From the Guidelines
Testosterone replacement therapy (TRT) can potentially cause pituitary problems through a mechanism called negative feedback suppression, but this suppression is generally reversible and considered a normal physiological response rather than a pathological problem. When external testosterone is administered, the body detects elevated testosterone levels in the bloodstream, which signals the pituitary gland to reduce its production of luteinizing hormone (LH) and follicle-stimulating hormone (FSH) 1. This suppression can lead to decreased pituitary function while on TRT, but it is expected to be reversible upon discontinuation of therapy.
Common TRT formulations include testosterone cypionate or enanthate injections (typically 100-200mg weekly or biweekly), transdermal gels (AndroGel, Testim, 50-100mg daily), or pellet implants (inserted every 3-6 months) 1. The pituitary suppression is considered a normal physiological response rather than a pathological problem. However, prolonged use may lead to testicular atrophy and potentially make recovery of natural testosterone production more difficult if TRT is discontinued.
Patients on TRT should have regular monitoring of hormone levels, including testosterone, estradiol, LH, and FSH, to ensure appropriate dosing and to watch for any unexpected pituitary issues 1. If fertility is a concern, additional medications like HCG (human chorionic gonadotropin) may be prescribed alongside TRT to maintain testicular function. The annual cost in 2016 per beneficiary for TRT was $2135.32 for the transdermal and $156.24 for the intramuscular formulation, according to paid pharmaceutical claims provided in the 2016 Medicare Part D Drug Claims data 1.

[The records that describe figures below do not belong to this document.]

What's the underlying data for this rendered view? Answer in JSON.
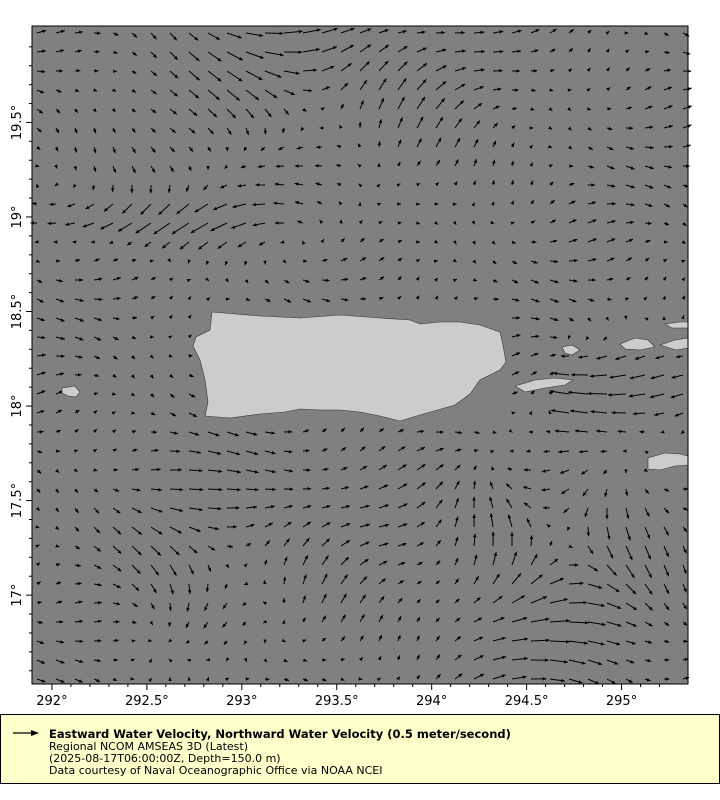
{
  "map": {
    "lon_range": [
      291.895,
      295.35
    ],
    "lat_range": [
      16.53,
      20.01
    ],
    "x_ticks": [
      "292°",
      "292.5°",
      "293°",
      "293.5°",
      "294°",
      "294.5°",
      "295°"
    ],
    "x_tick_values": [
      292,
      292.5,
      293,
      293.5,
      294,
      294.5,
      295
    ],
    "y_ticks": [
      "19.5°",
      "19°",
      "18.5°",
      "18°",
      "17.5°",
      "17°"
    ],
    "y_tick_values": [
      19.5,
      19,
      18.5,
      18,
      17.5,
      17
    ],
    "ocean_color": "#808080",
    "land_color": "#cccccc",
    "vector_color": "#000000"
  },
  "legend": {
    "title": "Eastward Water Velocity, Northward Water Velocity (0.5 meter/second)",
    "dataset": "Regional NCOM AMSEAS 3D (Latest)",
    "constraints": "(2025-08-17T06:00:00Z, Depth=150.0 m)",
    "credit": "Data courtesy of Naval Oceanographic Office via NOAA NCEI",
    "background": "#ffffcc"
  }
}
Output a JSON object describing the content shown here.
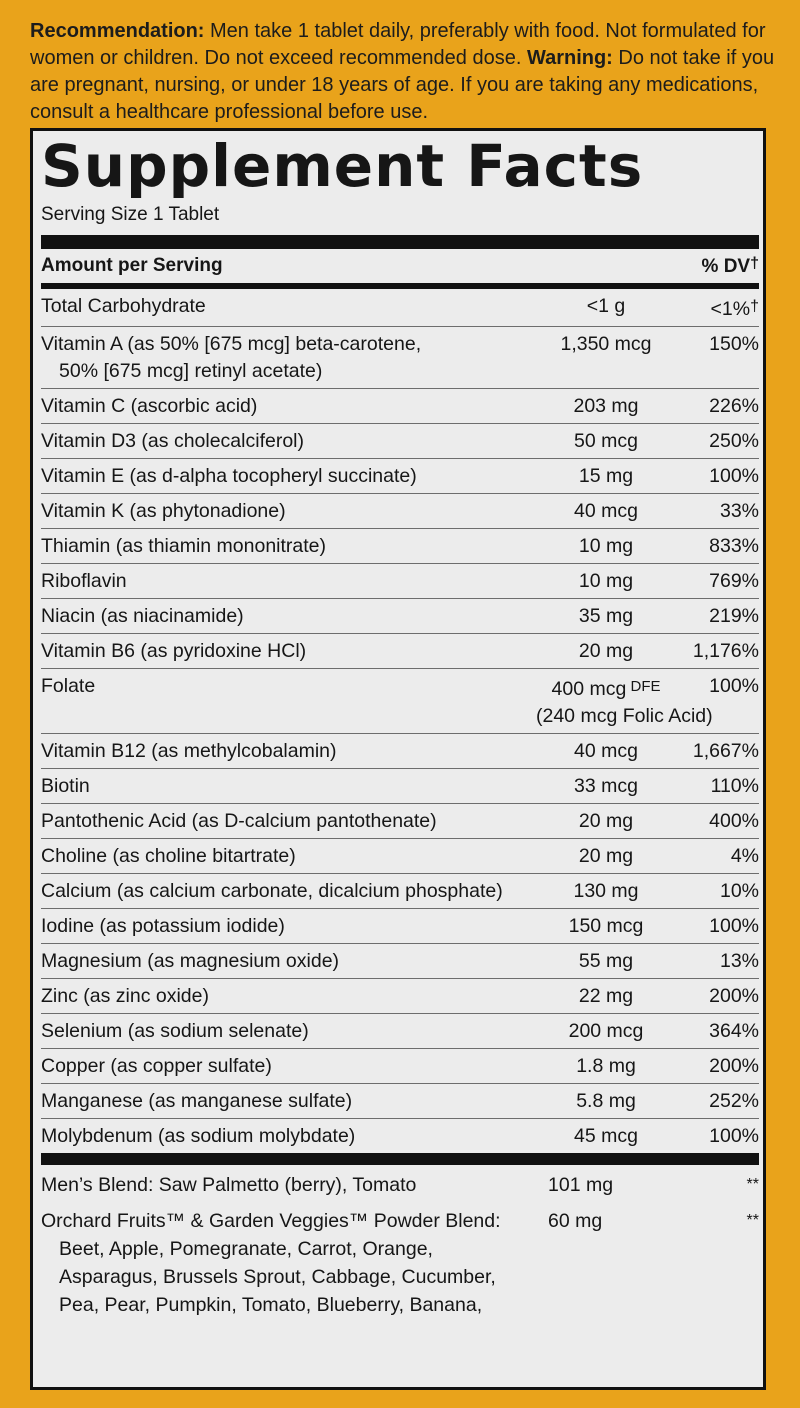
{
  "recommendation": {
    "label": "Recommendation:",
    "text": " Men take 1 tablet daily, preferably with food. Not formulated for women or children. Do not exceed recommended dose. ",
    "warning_label": "Warning:",
    "warning_text": " Do not take if you are pregnant, nursing, or under 18 years of age. If you are taking any medications, consult a healthcare professional before use."
  },
  "facts": {
    "title": "Supplement Facts",
    "serving_size": "Serving Size 1 Tablet",
    "amount_header": "Amount per Serving",
    "dv_header": "% DV",
    "dagger": "†"
  },
  "rows": [
    {
      "name": "Total Carbohydrate",
      "amount": "<1 g",
      "dv": "<1%"
    },
    {
      "name": "Vitamin A (as 50% [675 mcg] beta-carotene,",
      "name2": "50% [675 mcg] retinyl acetate)",
      "amount": "1,350 mcg",
      "dv": "150%"
    },
    {
      "name": "Vitamin C (ascorbic acid)",
      "amount": "203 mg",
      "dv": "226%"
    },
    {
      "name": "Vitamin D3 (as cholecalciferol)",
      "amount": "50 mcg",
      "dv": "250%"
    },
    {
      "name": "Vitamin E (as d-alpha tocopheryl succinate)",
      "amount": "15 mg",
      "dv": "100%"
    },
    {
      "name": "Vitamin K (as phytonadione)",
      "amount": "40 mcg",
      "dv": "33%"
    },
    {
      "name": "Thiamin (as thiamin mononitrate)",
      "amount": "10 mg",
      "dv": "833%"
    },
    {
      "name": "Riboflavin",
      "amount": "10 mg",
      "dv": "769%"
    },
    {
      "name": "Niacin (as niacinamide)",
      "amount": "35 mg",
      "dv": "219%"
    },
    {
      "name": "Vitamin B6 (as pyridoxine HCl)",
      "amount": "20 mg",
      "dv": "1,176%"
    },
    {
      "name": "Folate",
      "amount": "400 mcg",
      "amount_suffix": "DFE",
      "amount2": "(240 mcg Folic Acid)",
      "dv": "100%"
    },
    {
      "name": "Vitamin B12 (as methylcobalamin)",
      "amount": "40 mcg",
      "dv": "1,667%"
    },
    {
      "name": "Biotin",
      "amount": "33 mcg",
      "dv": "110%"
    },
    {
      "name": "Pantothenic Acid (as D-calcium pantothenate)",
      "amount": "20 mg",
      "dv": "400%"
    },
    {
      "name": "Choline (as choline bitartrate)",
      "amount": "20 mg",
      "dv": "4%"
    },
    {
      "name": "Calcium (as calcium carbonate, dicalcium phosphate)",
      "amount": "130 mg",
      "dv": "10%"
    },
    {
      "name": "Iodine (as potassium iodide)",
      "amount": "150 mcg",
      "dv": "100%"
    },
    {
      "name": "Magnesium (as magnesium oxide)",
      "amount": "55 mg",
      "dv": "13%"
    },
    {
      "name": "Zinc (as zinc oxide)",
      "amount": "22 mg",
      "dv": "200%"
    },
    {
      "name": "Selenium (as sodium selenate)",
      "amount": "200 mcg",
      "dv": "364%"
    },
    {
      "name": "Copper (as copper sulfate)",
      "amount": "1.8 mg",
      "dv": "200%"
    },
    {
      "name": "Manganese (as manganese sulfate)",
      "amount": "5.8 mg",
      "dv": "252%"
    },
    {
      "name": "Molybdenum (as sodium molybdate)",
      "amount": "45 mcg",
      "dv": "100%"
    }
  ],
  "blends": [
    {
      "name": "Men’s Blend: Saw Palmetto (berry), Tomato",
      "amount": "101 mg",
      "dv": "**"
    },
    {
      "name": "Orchard Fruits™ & Garden Veggies™ Powder Blend:",
      "list": [
        "Beet, Apple, Pomegranate, Carrot, Orange,",
        "Asparagus, Brussels Sprout, Cabbage, Cucumber,",
        "Pea, Pear, Pumpkin, Tomato, Blueberry, Banana,"
      ],
      "amount": "60 mg",
      "dv": "**"
    }
  ]
}
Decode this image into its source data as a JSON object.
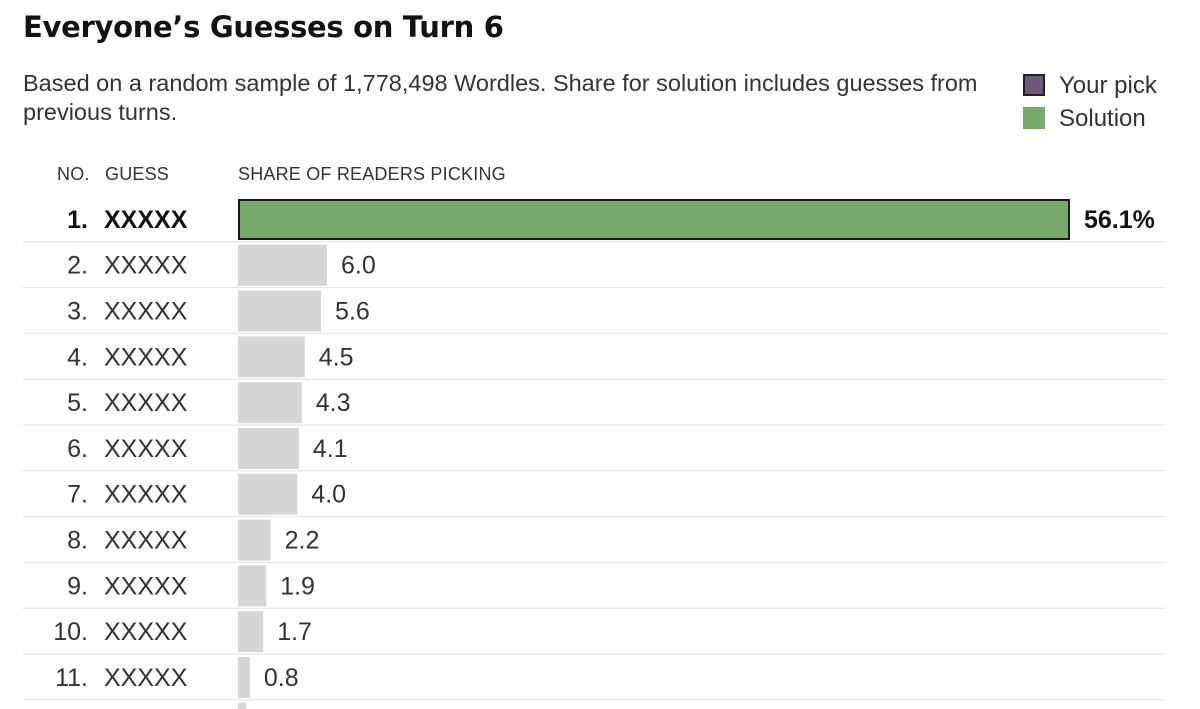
{
  "title": "Everyone’s Guesses on Turn 6",
  "subtitle": "Based on a random sample of 1,778,498 Wordles. Share for solution includes guesses from previous turns.",
  "legend": {
    "your_pick": "Your pick",
    "solution": "Solution"
  },
  "columns": {
    "no": "NO.",
    "guess": "GUESS",
    "share": "SHARE OF READERS PICKING"
  },
  "colors": {
    "solution": "#79a86b",
    "your_pick": "#6e5a78",
    "other": "#d6d6d6",
    "divider": "#e2e2e2"
  },
  "chart_data": {
    "type": "bar",
    "title": "Everyone’s Guesses on Turn 6",
    "xlabel": "SHARE OF READERS PICKING",
    "ylabel": "GUESS",
    "xlim": [
      0,
      56.1
    ],
    "grid": false,
    "legend_position": "top-right",
    "categories": [
      "XXXXX",
      "XXXXX",
      "XXXXX",
      "XXXXX",
      "XXXXX",
      "XXXXX",
      "XXXXX",
      "XXXXX",
      "XXXXX",
      "XXXXX",
      "XXXXX"
    ],
    "numbers": [
      "1.",
      "2.",
      "3.",
      "4.",
      "5.",
      "6.",
      "7.",
      "8.",
      "9.",
      "10.",
      "11."
    ],
    "values": [
      56.1,
      6.0,
      5.6,
      4.5,
      4.3,
      4.1,
      4.0,
      2.2,
      1.9,
      1.7,
      0.8
    ],
    "labels": [
      "56.1%",
      "6.0",
      "5.6",
      "4.5",
      "4.3",
      "4.1",
      "4.0",
      "2.2",
      "1.9",
      "1.7",
      "0.8"
    ],
    "solution_index": 0
  }
}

Some key points to consider when evaluating the potential for pituitary problems with TRT include:
- The mechanism of negative feedback suppression and its potential impact on pituitary function
- The reversibility of pituitary suppression upon discontinuation of TRT
- The importance of regular monitoring of hormone levels to ensure appropriate dosing and detect any unexpected pituitary issues
- The potential for prolonged use to lead to testicular atrophy and impact recovery of natural testosterone production
- The consideration of additional medications like HCG to maintain testicular function if fertility is a concern.
Overall, while TRT can potentially cause pituitary problems, the suppression is generally reversible and considered a normal physiological response. Regular monitoring and consideration of individual patient factors can help minimize the risks associated with TRT.
From the FDA Drug Label
Increased pituitary weight was seen in both sexes. During treatment with large doses of exogenous androgens, including testosterone gel 1.62%, spermatogenesis may be suppressed through feedback inhibition of the hypothalamic-pituitary-testicular axis
Testosterone replacement therapy (TRT) may cause pituitary problems due to feedback inhibition of the hypothalamic-pituitary-testicular axis, which can lead to suppression of spermatogenesis. Additionally, increased pituitary weight has been observed in animal studies. However, the clinical significance of these findings in humans is unclear. 2
- Key points:
- Feedback inhibition of the hypothalamic-pituitary-testicular axis
- Suppression of spermatogenesis
- Increased pituitary weight (observed in animal studies) However, these findings do not provide clear evidence of pituitary problems in humans. Therefore, caution is advised when using TRT, and patients should be monitored for any potential adverse effects on the pituitary gland.
From the Research
Testosterone Replacement Therapy and Pituitary Problems
- Testosterone replacement therapy (TRT) may cause pituitary problems due to its effect on gonadotropin secretion 3.
- The administration of testosterone can slow down LH pulse frequency in men, which may be caused by an effect on the hypothalamic GnRH pulse generator or a direct action on the pituitary 3.
- A study found that testosterone administration suppressed the mean serum LH level to about 50% of the value during GnRH alone and suppressed the mean serum FSH level to about 30% of the value during GnRH alone 3.
Mechanism of Action
- The direct pituitary effect of testosterone to inhibit gonadotropin secretion in men is partially mediated by aromatization to estradiol 4.
- Administration of testosterone or estradiol resulted in decreased mean levels of biologically and immunologically active LH and FSH, while administration of dihydrotestosterone did not alter gonadotropin secretion 4.
Clinical Implications
- The use of testosterone replacement therapy may be associated with cardiovascular risks, although the evidence is still controversial 5.
- The pharmacology of testosterone replacement therapy preparations is complex, and the choice of formulation depends on various factors, including patient participation 6.
- A study found that biweekly injections of 200 mg testosterone cypionate resulted in wide variations in circulating androgen levels, from high to elevated shortly after injection, declining to basal by days 13 to 14 7.